Aqui, ao falar da solidão pandêmica, retorno à minha dívida com o grupo de mães da escola, porque essa instituição não tem falhado comigo desde o início da quarentena. É no grupo de mães da escola que eu descubro que as dificuldades que me atormentam também atormentam a Fabiana, a Lana, a Mariana e a Alice. Que seus filhos também estão irritados e resistentes às aulas online, que elas também se sentem cansadas e incapazes, que compartilhamos dos piores instintos quando sai mais uma prorrogação do decreto do governador. Calma, a gente sabe que é preciso, a gente sabe que não dá para mandar as crianças em pleno pico de contaminação, mas ninguém é de ferro e o governador, uma alma boa e caridosa, vai entender que, na hora da crise, as mães também precisam escoar a frustração de forma inofensiva em um bode expiatório. E inofensivo porque o que se diz fica ali, entre nós, como uma roda terapêutica. Foi nesse contexto que recebi a figurinha do Camilo ilustrada pela legenda “só mais 15 dias” e dei, pela primeira vez em muitos dias, uma gargalhada sincera.
No fim das contas, o maior serviço que o grupo de mães tem me ofertado é a sensação de aconchego que oferece a solidariedade. Algo como: amiga, segura as pontas aí, aqui também tá difícil, tamo junta, vai passar. Sou grata a essas mães – e colegas – por isso. É a elas que agradeço pela risada do vídeo compartilhado de um pai em estado de graça quando entregou a filha na escola em uma das reaberturas: “aleluia, Senhor, graças a deus, Jesus, vá com Deus, minha filha!”. Talvez eu só tenha muita sorte, porque nos grupos de que participo e participei nunca apareceu nenhuma mensagem política odiosa de apoio ao que é inominável.

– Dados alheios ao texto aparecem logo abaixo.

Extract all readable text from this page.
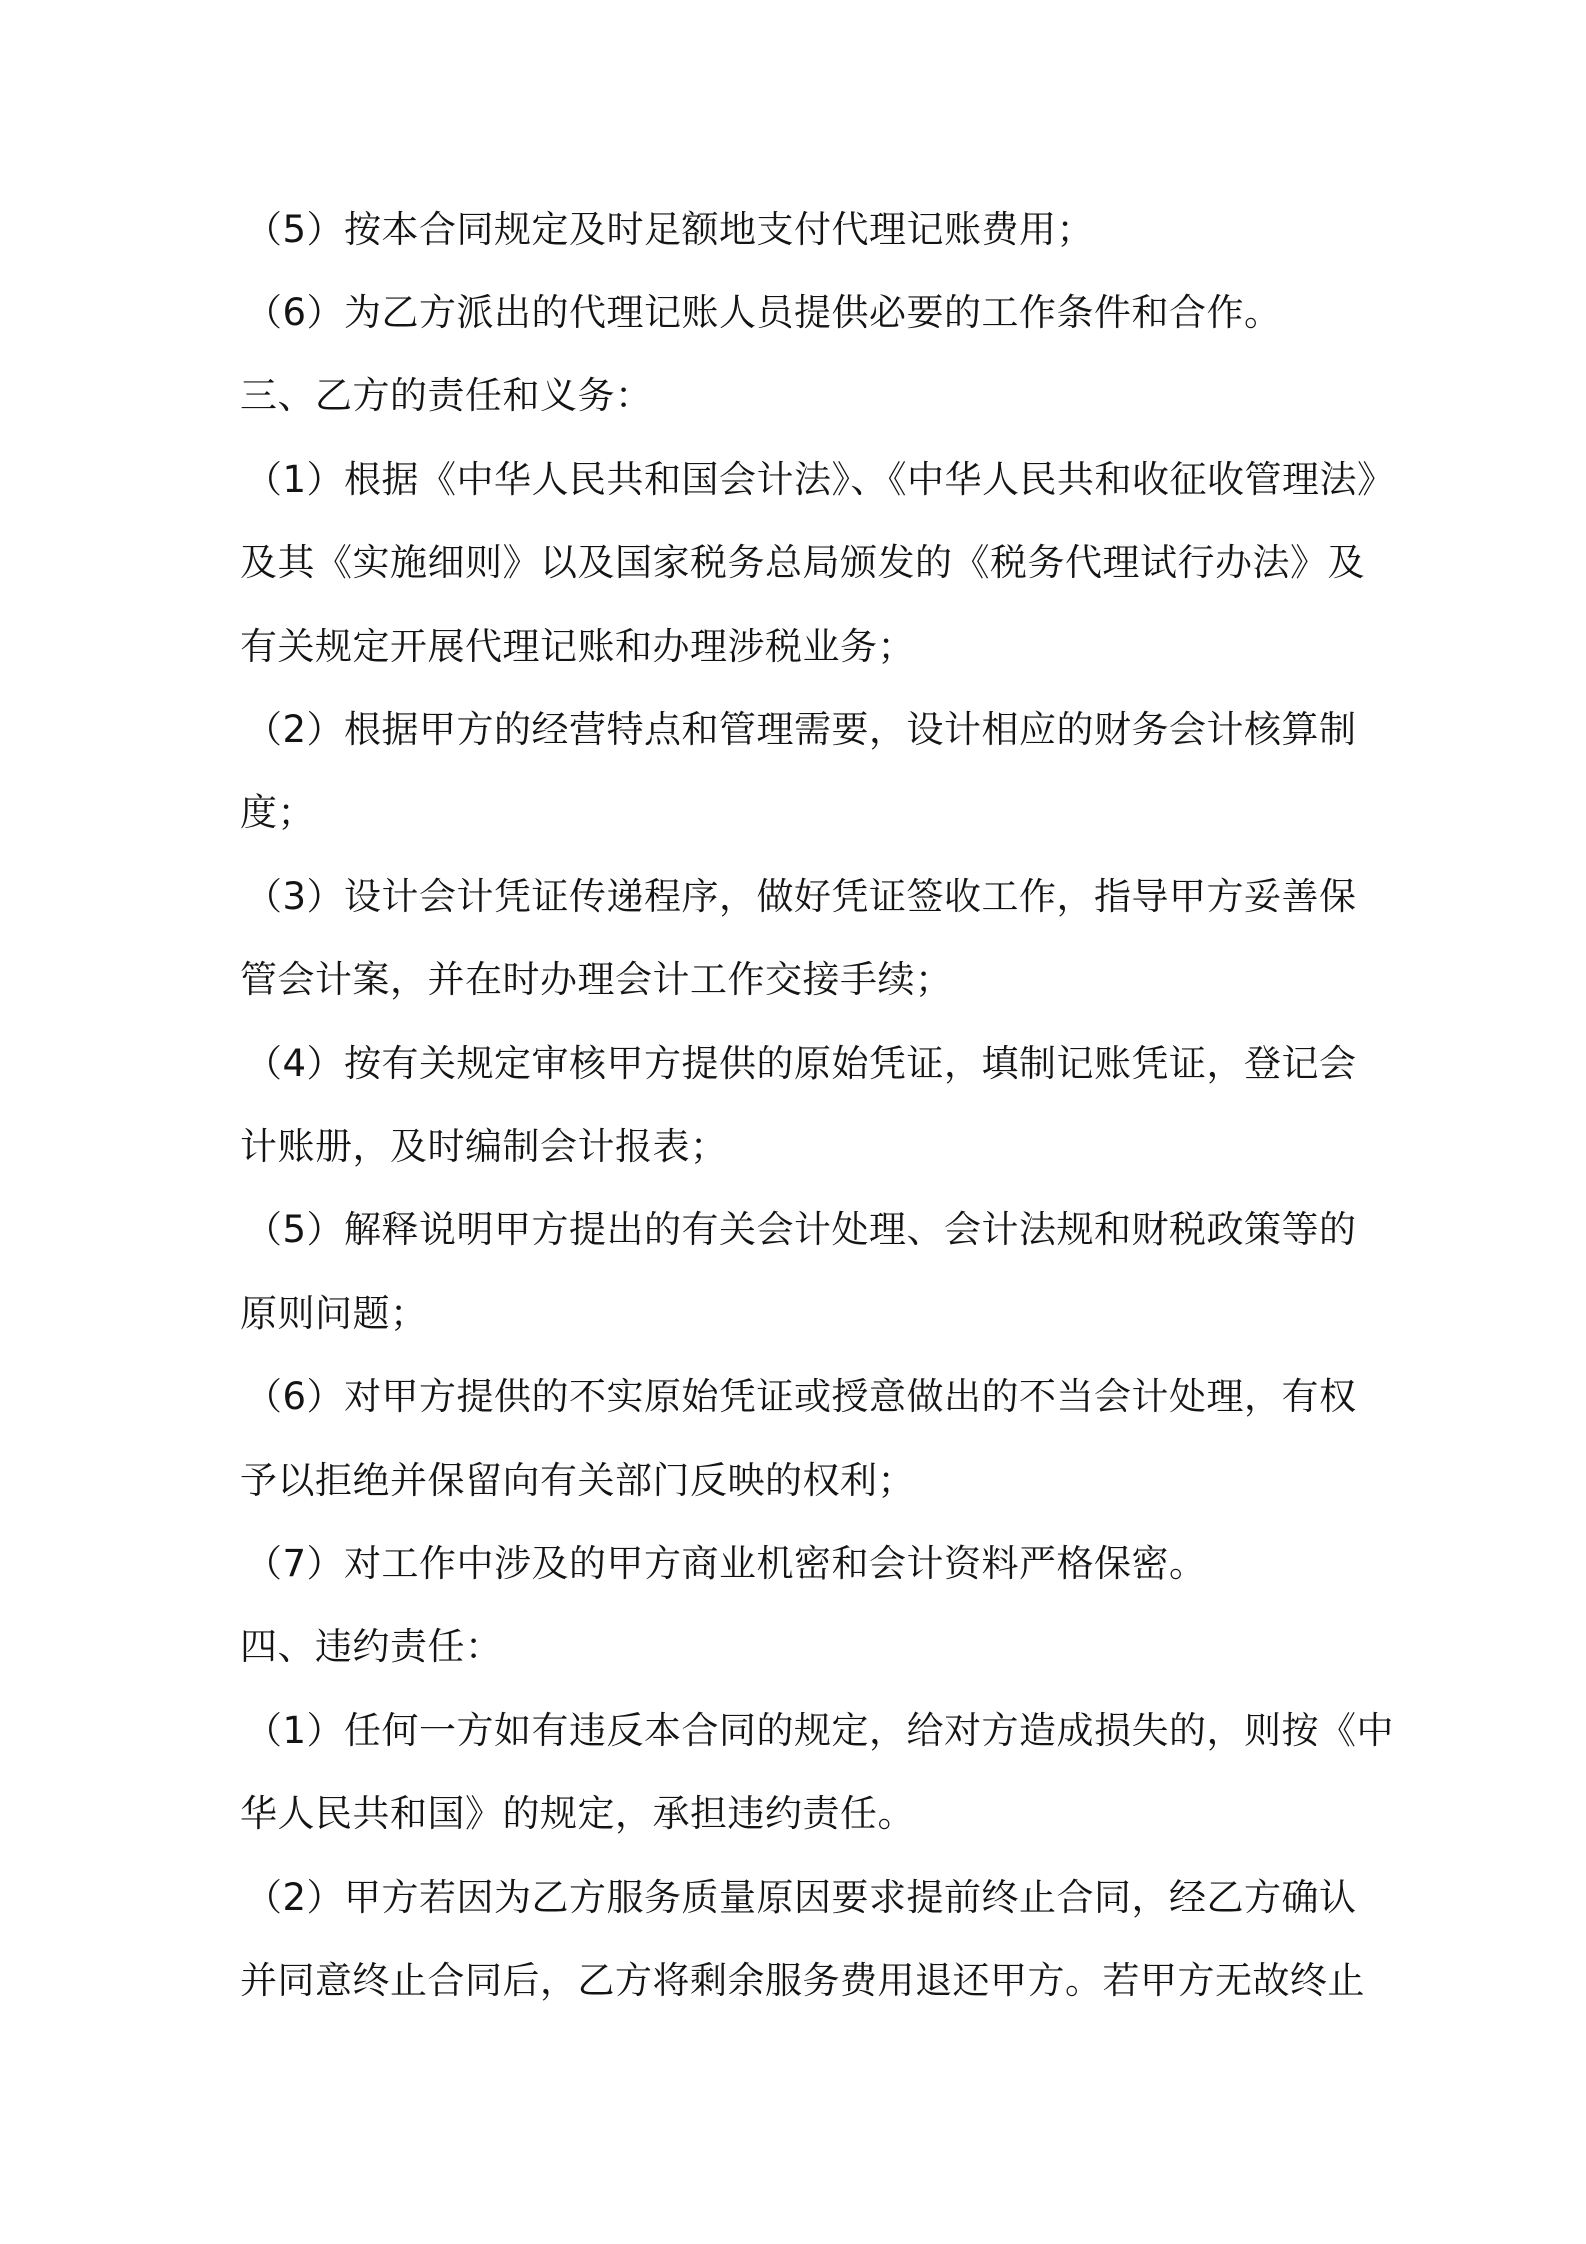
（5）按本合同规定及时足额地支付代理记账费用；
（6）为乙方派出的代理记账人员提供必要的工作条件和合作。
三、乙方的责任和义务：
（1）根据《中华人民共和国会计法》、《中华人民共和收征收管理法》
及其《实施细则》以及国家税务总局颁发的《税务代理试行办法》及
有关规定开展代理记账和办理涉税业务；
（2）根据甲方的经营特点和管理需要，设计相应的财务会计核算制
度；
（3）设计会计凭证传递程序，做好凭证签收工作，指导甲方妥善保
管会计案，并在时办理会计工作交接手续；
（4）按有关规定审核甲方提供的原始凭证，填制记账凭证，登记会
计账册，及时编制会计报表；
（5）解释说明甲方提出的有关会计处理、会计法规和财税政策等的
原则问题；
（6）对甲方提供的不实原始凭证或授意做出的不当会计处理，有权
予以拒绝并保留向有关部门反映的权利；
（7）对工作中涉及的甲方商业机密和会计资料严格保密。
四、违约责任：
（1）任何一方如有违反本合同的规定，给对方造成损失的，则按《中
华人民共和国》的规定，承担违约责任。
（2）甲方若因为乙方服务质量原因要求提前终止合同，经乙方确认
并同意终止合同后，乙方将剩余服务费用退还甲方。若甲方无故终止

São mulheres com histórias diferentes, olhares diferentes, ideologias diferentes, mas muito conscientes do limite civilizatório. Nem sempre concordamos, e mesmo o tema sobre mandar ou não mandar as crianças para as aulas com a pandemia em curso – quando as escolas foram autorizadas a recebê-las – nos fazia discordar, com respeito. Pensando sobre esse lado, me dou conta de que tive sim um bocado de sorte, porque grupos de Whatsapp podem oferecer o inverso da experiência de acolhimento e ser um dos lugares mais adoecedores que um democrata pode estar, mas mas aí é assunto para outro texto.